Les transports génèrent un impact environnemental s’appuyant essentiellement sur deux vecteurs: l’approvisionnement en énergie et les émissions de gaz à effet de serre. Ces impacts sont visibles aussi bien sur un plan global (émissions de gaz à effet de serre) que local (congestion du trafic en milieu urbain, consommation d’espace, bruit, émissions de polluants, perte de temps, etc.). Les transports génèrent par ailleurs un impact social varié, illustré d’une part par des conditions de travail difficiles (un travail de nuit, un travail par roulement, faiblesse du nombre et des durées de pause...) qui semblent s’aggraver avec la concurrence internationale, et par l’accidentologie liée à cette activité. Ces effets environnementaux et sociaux ne sont pas cloisonnés et peuvent se combiner : la pollution engendre par exemple un impact social en dégradant la santé. L’exemple le plus médiatique est la pollution atmosphérique d’origine automobile. Le transport engendre donc à la fois de la croissance économique et des externalités environnementales et sociales négatives. Ces externalités ont un niveau élevé et une croissance particulièrement rapide dans le transport de marchandises. Nous avons ainsi focalisé notre travail exclusivement sur le fret.

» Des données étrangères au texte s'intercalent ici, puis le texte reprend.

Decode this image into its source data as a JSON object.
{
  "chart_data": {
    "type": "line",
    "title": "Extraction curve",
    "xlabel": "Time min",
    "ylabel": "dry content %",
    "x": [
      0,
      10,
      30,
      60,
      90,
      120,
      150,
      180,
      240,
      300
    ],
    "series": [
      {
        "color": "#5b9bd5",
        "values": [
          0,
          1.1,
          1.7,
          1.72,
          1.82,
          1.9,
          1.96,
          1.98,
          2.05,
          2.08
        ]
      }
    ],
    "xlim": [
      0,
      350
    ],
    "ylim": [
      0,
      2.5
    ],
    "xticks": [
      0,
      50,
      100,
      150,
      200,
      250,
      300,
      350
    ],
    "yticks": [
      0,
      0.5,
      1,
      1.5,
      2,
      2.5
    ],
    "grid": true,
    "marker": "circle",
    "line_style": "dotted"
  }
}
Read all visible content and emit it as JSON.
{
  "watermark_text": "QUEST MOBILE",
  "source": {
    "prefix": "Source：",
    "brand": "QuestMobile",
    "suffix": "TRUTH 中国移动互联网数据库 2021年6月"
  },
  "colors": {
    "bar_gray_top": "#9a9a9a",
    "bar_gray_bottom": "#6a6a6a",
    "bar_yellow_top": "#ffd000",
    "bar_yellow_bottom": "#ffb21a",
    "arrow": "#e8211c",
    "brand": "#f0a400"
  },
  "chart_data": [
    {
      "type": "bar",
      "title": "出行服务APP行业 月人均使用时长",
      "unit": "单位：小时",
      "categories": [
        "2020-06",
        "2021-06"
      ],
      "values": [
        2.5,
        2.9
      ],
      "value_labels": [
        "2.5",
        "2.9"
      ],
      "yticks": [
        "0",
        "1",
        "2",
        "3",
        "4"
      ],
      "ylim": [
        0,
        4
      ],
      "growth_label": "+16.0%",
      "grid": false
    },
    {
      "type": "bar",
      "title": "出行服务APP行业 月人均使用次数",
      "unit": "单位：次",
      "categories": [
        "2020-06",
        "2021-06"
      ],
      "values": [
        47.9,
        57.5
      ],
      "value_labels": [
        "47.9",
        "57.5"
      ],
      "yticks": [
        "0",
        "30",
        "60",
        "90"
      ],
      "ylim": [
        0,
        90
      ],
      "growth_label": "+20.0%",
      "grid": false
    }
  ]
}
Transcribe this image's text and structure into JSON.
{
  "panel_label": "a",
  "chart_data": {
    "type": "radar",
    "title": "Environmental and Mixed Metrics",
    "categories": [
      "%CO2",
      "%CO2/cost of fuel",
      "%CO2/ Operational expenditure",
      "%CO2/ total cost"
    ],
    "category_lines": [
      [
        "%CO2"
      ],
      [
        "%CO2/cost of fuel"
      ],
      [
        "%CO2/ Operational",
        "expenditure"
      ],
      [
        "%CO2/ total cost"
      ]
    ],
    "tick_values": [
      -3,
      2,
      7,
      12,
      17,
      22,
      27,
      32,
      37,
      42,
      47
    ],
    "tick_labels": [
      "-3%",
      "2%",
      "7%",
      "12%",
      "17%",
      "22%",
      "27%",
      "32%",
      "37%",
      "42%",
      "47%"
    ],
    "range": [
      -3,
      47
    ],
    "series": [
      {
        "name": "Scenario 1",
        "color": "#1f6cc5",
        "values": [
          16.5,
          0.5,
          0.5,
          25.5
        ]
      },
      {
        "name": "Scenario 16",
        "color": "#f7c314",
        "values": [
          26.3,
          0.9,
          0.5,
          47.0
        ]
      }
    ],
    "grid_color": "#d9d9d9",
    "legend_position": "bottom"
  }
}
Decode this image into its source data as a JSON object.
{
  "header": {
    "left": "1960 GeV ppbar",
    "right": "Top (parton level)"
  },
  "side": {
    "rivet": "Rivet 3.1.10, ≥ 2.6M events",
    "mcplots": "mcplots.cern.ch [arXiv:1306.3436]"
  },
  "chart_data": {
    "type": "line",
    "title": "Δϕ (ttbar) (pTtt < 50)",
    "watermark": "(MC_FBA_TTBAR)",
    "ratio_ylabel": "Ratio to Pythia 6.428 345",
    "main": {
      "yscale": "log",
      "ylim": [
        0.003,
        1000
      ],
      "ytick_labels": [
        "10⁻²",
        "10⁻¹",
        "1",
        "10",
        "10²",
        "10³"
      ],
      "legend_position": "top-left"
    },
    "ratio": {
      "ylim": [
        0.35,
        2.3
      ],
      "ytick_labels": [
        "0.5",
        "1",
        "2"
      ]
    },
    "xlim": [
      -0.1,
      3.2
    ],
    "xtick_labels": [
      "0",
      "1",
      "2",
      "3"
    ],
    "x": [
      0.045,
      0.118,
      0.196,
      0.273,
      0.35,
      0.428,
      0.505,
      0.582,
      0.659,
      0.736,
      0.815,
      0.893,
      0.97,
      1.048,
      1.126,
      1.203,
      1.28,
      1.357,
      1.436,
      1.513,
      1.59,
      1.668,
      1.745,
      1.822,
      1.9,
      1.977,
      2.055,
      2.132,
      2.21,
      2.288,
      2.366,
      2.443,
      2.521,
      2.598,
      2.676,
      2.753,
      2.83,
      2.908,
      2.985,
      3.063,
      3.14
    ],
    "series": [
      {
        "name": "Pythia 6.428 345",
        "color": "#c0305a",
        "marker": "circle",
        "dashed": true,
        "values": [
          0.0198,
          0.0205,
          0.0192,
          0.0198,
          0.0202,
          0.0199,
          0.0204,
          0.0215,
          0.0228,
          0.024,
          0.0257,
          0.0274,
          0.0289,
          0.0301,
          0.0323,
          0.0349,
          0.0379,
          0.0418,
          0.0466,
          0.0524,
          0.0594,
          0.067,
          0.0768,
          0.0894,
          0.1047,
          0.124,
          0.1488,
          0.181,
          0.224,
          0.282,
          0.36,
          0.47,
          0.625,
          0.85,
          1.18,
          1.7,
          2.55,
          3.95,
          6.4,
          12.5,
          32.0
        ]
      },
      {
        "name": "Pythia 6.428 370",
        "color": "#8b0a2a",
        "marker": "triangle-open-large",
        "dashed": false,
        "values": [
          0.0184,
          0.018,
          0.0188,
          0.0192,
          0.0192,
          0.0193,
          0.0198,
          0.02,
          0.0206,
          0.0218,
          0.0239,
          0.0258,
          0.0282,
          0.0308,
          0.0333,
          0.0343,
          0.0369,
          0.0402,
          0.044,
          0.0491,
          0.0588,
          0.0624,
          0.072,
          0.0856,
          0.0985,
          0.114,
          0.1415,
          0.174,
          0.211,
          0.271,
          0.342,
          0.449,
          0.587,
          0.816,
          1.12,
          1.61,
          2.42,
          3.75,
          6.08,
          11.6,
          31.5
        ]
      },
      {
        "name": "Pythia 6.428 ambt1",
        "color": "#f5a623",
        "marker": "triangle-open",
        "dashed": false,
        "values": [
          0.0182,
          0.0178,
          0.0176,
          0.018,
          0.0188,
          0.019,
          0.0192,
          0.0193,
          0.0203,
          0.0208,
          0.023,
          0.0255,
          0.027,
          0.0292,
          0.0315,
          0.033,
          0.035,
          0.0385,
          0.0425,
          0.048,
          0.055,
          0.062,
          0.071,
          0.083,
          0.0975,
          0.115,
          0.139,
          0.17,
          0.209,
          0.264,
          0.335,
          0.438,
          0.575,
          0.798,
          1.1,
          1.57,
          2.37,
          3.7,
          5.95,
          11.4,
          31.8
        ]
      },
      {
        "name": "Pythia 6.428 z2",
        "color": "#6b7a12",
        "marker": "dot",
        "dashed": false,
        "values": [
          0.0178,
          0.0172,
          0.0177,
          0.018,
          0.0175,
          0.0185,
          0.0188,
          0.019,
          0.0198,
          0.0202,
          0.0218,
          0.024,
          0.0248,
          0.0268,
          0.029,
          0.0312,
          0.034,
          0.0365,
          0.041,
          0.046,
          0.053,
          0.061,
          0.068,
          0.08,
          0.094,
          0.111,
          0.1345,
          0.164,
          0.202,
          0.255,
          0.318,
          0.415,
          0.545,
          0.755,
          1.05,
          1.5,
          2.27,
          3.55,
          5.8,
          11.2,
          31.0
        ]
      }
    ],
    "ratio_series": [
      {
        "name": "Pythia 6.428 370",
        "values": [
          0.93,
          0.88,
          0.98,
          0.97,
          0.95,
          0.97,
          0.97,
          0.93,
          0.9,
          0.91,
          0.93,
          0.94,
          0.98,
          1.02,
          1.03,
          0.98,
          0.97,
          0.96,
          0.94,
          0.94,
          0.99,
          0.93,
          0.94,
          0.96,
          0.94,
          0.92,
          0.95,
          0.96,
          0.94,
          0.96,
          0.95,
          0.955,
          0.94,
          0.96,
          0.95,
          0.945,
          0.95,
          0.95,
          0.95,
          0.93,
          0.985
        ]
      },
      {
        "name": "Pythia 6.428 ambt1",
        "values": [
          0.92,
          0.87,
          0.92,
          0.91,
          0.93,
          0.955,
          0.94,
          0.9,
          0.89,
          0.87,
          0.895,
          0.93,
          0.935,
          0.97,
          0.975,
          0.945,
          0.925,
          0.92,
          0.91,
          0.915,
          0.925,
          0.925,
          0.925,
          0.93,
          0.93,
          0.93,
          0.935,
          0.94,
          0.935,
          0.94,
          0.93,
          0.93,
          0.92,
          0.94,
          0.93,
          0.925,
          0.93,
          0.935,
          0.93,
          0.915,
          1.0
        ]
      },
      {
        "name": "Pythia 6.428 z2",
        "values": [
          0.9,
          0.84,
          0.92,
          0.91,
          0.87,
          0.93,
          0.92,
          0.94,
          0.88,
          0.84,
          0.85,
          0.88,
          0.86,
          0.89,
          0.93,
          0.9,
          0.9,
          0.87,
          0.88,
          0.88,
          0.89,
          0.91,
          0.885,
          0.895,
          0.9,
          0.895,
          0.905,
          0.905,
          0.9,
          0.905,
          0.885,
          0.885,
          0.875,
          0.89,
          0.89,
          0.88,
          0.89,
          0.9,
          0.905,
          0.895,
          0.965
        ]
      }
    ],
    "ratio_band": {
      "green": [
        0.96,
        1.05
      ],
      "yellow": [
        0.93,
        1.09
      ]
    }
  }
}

Face aux externalités du transport, une politique de transport orientée vers la durabilité a progressivement été mise en place. Au niveau international, les Transports Ecologiquement Viables, inspirés notamment des réflexions de Herman Daly, ont été définis en 1996 par l’OCDE comme « des transports qui ne mettent pas en péril la santé publique et les écosystèmes et répondent aux besoins de mobilité compatibles avec (a) une utilisation des ressources renouvelables à un rythme inférieur à celui de leur régénération et (b) une utilisation des ressources non renouvelables à un rythme inférieur à celui du développement de produits de remplacement renouvelables » (CEMT, 1996). Au niveau européen, le transport durable officiellement défini en 1991 veut « contribuer à la prospérité économique, au bien-être social, et ce sans nuire à l’environnement et à la santé des hommes » (CEMT, 1991). A partir de 1992 et jusqu’en 2005, l’objectif de transport durable prend alors corps dans la notion de report modal, qui « s'attache à transférer, à niveau de trafic constant, une partie de ses trafics sur des modes susceptibles de moindres impacts sociétaux » (CCE, 2001). Il ne s’agit en effet pas de réduire la croissance des flux mais d’inciter les citoyens à utiliser des modes plus « doux ». En 2006, une évaluation à mi-parcours du livre blanc de l’Union Européenne de 2001 dresse un bilan critique : non seulement les résultats économiques de la politique européenne des transports ne seraient pas satisfaisants mais l’évolution des nuisances environnementales et sociales serait également peu encourageante. Seule une amélioration de la congestion routière nuancerait ce bilan mitigé. Les raisons invoquées sont une concurrence internationale renforcée et une croissance économique plus faible que prévue, qui ont ralenti la mise en œuvre d’une mobilité durable. Une nouvelle orientation est donc engagée : la co-modalité. Autrement dit, le recours efficace à différents modes de transport remplace aujourd’hui le report modal. Plutôt que de stigmatiser le mode routier, il s’agit ici d’optimiser l’usage des différents modes, en utilisant notamment les avantages reconnus du mode routier, et en développant ses liens avec les autres modes.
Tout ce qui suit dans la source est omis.